Merkle Trees vs. Verkle Trees, Explained

Merkle trees are used in Bitcoin (BTC) and other cryptocurrencies to more efficiently and securely encrypt blockchain data. Verkle trees allow for smaller evidence sizes, which is especially important for future Ethereum scaling upgrades.

How do you identify a Merkle tree? Leaf nodes, non-leaf nodes, and the Merkle root are the three essential parts of a Merkle tree in the context of blockchains. Transaction hashes or transaction IDs (TXID) reside in leaf nodes, which can be viewed on a block explorer. Then, above the leaf nodes, a layer of non-leaf nodes is chopped in pairs. Non-leaf nodes retain the hash of the two leaf nodes they represent below them.

Related: What is blockchain technology? How does it work?

As the tree shrinks as it goes up, half as many nodes per layer are formed when non-leaf node levels continue to be chopped in pairs. Two nodes will be present in the last layer of non-leaf nodes, which establishes the Merkle root (used to verify leaf nodes) and is the location of the last hash in a Merkle tree.

The Merkle root stored in the data portion of a block can be compared to the Merkle root stored in the header, allowing the miner to quickly identify any manipulation. A Merkle proof combines the proven value and the hash values ​​needed to retrieve the Merkle root. Additionally, they support Simple Payment Verification (SPV), which can be used to authenticate a transaction without downloading a full block or blockchain. This allows using a crypto wallet or thin client node to send and receive transactions.

Verkle trees significantly reduce the size of proofs for a large amount of data compared to Merkel trees. Proof length, usually logarithmic in state size, impacts network communication. But what is Verkle's proof? A Verkle proof is proof of a large amount of stored data, which could easily be verified by anyone with the root of the tree.

The demonstrator should offer a single piece of evidence demonstrating all parent-child links between all commitments along the paths from each leaf node to the root instead of presenting all "sibling nodes" at each level of the Verkle trees. Compared to ideal Merkle trees, evidence sizes can be reduced by a factor of six to eight and more than a factor of 20 to 30 compared to Ethereum's current hexanary Patricia trees.

Merkle Trees vs. Verkle Trees, Explained

Merkle trees are used in Bitcoin (BTC) and other cryptocurrencies to more efficiently and securely encrypt blockchain data. Verkle trees allow for smaller evidence sizes, which is especially important for future Ethereum scaling upgrades.

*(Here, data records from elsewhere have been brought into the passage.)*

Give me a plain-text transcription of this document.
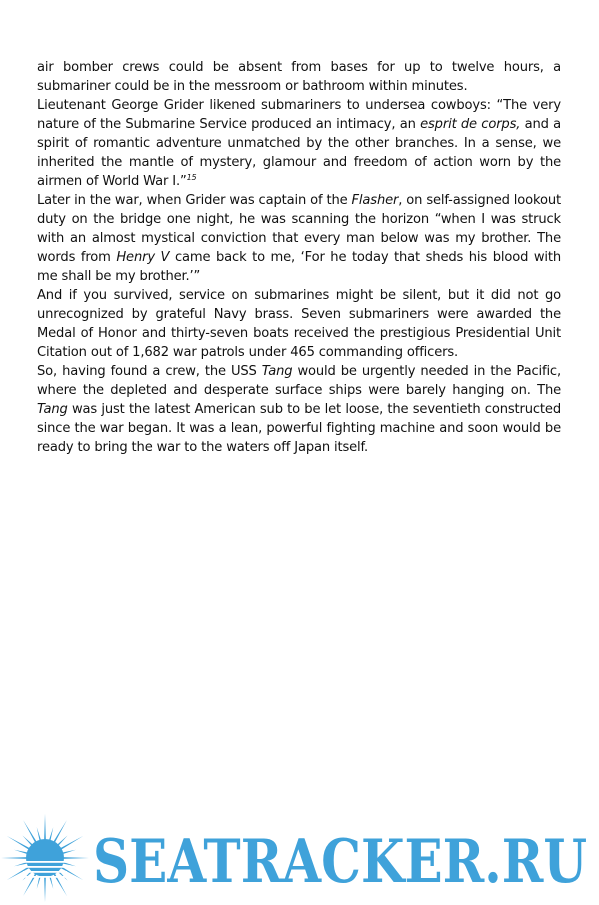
air bomber crews could be absent from bases for up to twelve hours, a submariner could be in the messroom or bathroom within minutes.

Lieutenant George Grider likened submariners to undersea cowboys: “The very nature of the Submarine Service produced an intimacy, an esprit de corps, and a spirit of romantic adventure unmatched by the other branches. In a sense, we inherited the mantle of mystery, glamour and freedom of action worn by the airmen of World War I.”$^{15}$

Later in the war, when Grider was captain of the Flasher, on self-assigned lookout duty on the bridge one night, he was scanning the horizon “when I was struck with an almost mystical conviction that every man below was my brother. The words from Henry V came back to me, ‘For he today that sheds his blood with me shall be my brother.’”

And if you survived, service on submarines might be silent, but it did not go unrecognized by grateful Navy brass. Seven submariners were awarded the Medal of Honor and thirty-seven boats received the prestigious Presidential Unit Citation out of 1,682 war patrols under 465 commanding officers.

So, having found a crew, the USS Tang would be urgently needed in the Pacific, where the depleted and desperate surface ships were barely hanging on. The Tang was just the latest American sub to be let loose, the seventieth constructed since the war began. It was a lean, powerful fighting machine and soon would be ready to bring the war to the waters off Japan itself.

SEATRACKER.RU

How do you identify a Merkle tree? Leaf nodes, non-leaf nodes, and the Merkle root are the three essential parts of a Merkle tree in the context of blockchains. Transaction hashes or transaction IDs (TXID) reside in leaf nodes, which can be viewed on a block explorer. Then, above the leaf nodes, a layer of non-leaf nodes is chopped in pairs. Non-leaf nodes retain the hash of the two leaf nodes they represent below them.

Related: What is blockchain technology? How does it work?

As the tree shrinks as it goes up, half as many nodes per layer are formed when non-leaf node levels continue to be chopped in pairs. Two nodes will be present in the last layer of non-leaf nodes, which establishes the Merkle root (used to verify leaf nodes) and is the location of the last hash in a Merkle tree.

The Merkle root stored in the data portion of a block can be compared to the Merkle root stored in the header, allowing the miner to quickly identify any manipulation. A Merkle proof combines the proven value and the hash values ​​needed to retrieve the Merkle root. Additionally, they support Simple Payment Verification (SPV), which can be used to authenticate a transaction without downloading a full block or blockchain. This allows using a crypto wallet or thin client node to send and receive transactions.

Verkle trees significantly reduce the size of proofs for a large amount of data compared to Merkel trees. Proof length, usually logarithmic in state size, impacts network communication. But what is Verkle's proof? A Verkle proof is proof of a large amount of stored data, which could easily be verified by anyone with the root of the tree.

The demonstrator should offer a single piece of evidence demonstrating all parent-child links between all commitments along the paths from each leaf node to the root instead of presenting all "sibling nodes" at each level of the Verkle trees. Compared to ideal Merkle trees, evidence sizes can be reduced by a factor of six to eight and more than a factor of 20 to 30 compared to Ethereum's current hexanary Patricia trees.